The three-year “lookback” window for alleged victims to file lawsuits closes at the end of this year. Hundreds of lawsuits have already been filed in Northern California alone, and attorneys expect a flurry of activity over the final days.
Attorneys representing the Church have argued the current lookback window is unconstitutional, and that it could mean Catholic dioceses across California could be on the hook for “potentially billions of dollars in retroactive punitive damages.”
Victim advocates say such windows are critical because the statute of limitations on civil claims often runs out before victims are ready to come forward. Many argue the statute of limitations should be thrown out altogether in such cases.

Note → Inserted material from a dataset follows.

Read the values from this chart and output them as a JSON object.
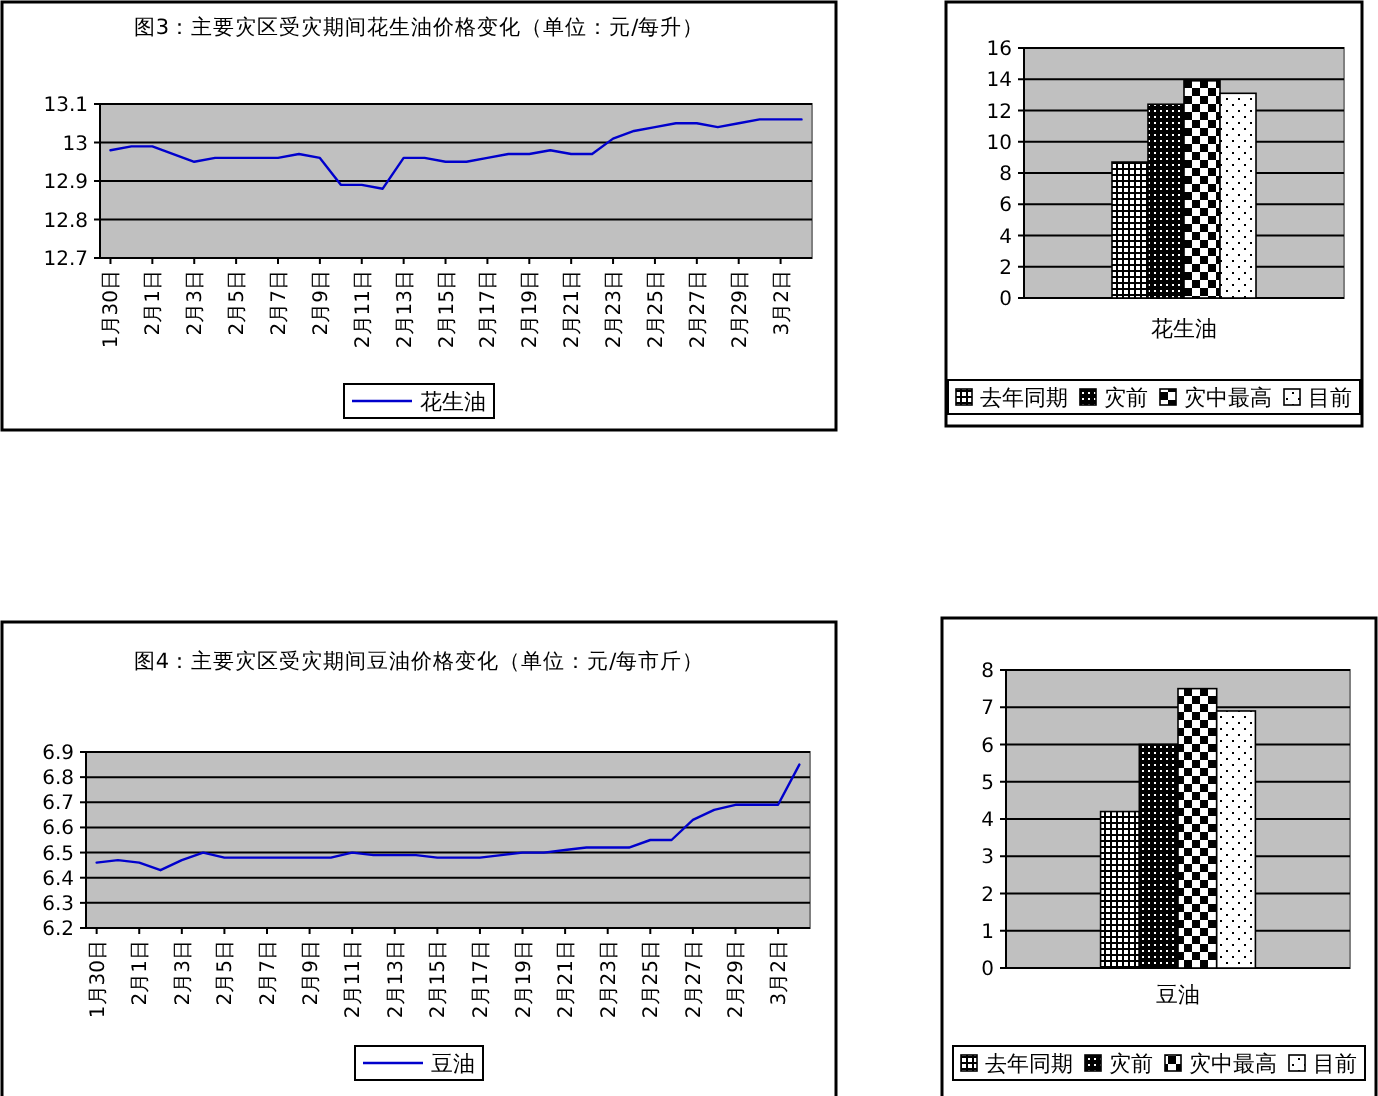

San Jose resident John Salberg knows what it’s like for victims now coming forward for the first time. He and some former classmates sued the Church 20 years ago during a similar lookback window in 2003, after he says they were molested by a priest at school in the 1970s.
“We’re going to tell what happened and we’ll fight through the shame,” Salberg recalls thinking at the time.
To this day, he vividly remembers telling his church about it for the first time in the wake of the Boston clergy abuse scandal.
“They kept saying, ‘Boston, New York, LA,’ you know? ‘It’s everywhere but here,’” Salberg said. “I just grabbed the mic in front of all these people and said, ‘I’m really sorry to tell you guys this, but this happened to me, and it happened to a number of your sons.”
Salberg’s lawsuit against the Archdiocese of San Francisco resulted in a $1.5 million jury award. Around the same time, Salberg wrote a letter to then-San Francisco Mayor Gavin Newsom, which he still has, about his experience.
“It has cost me some friendships and some popularity,” Salberg wrote. “As difficult as it’s been, I’d do it all over again.”
He said society often pictures victims as the adults they are today, rather than the vulnerable children they were when they were abused.
“They look at us now and they have a perception of an adult, you know, who’s confident and has the ability to speak their mind and everything else,” Salberg said. “Well, that’s not who got molested. Who got molested was the innocent little boy.”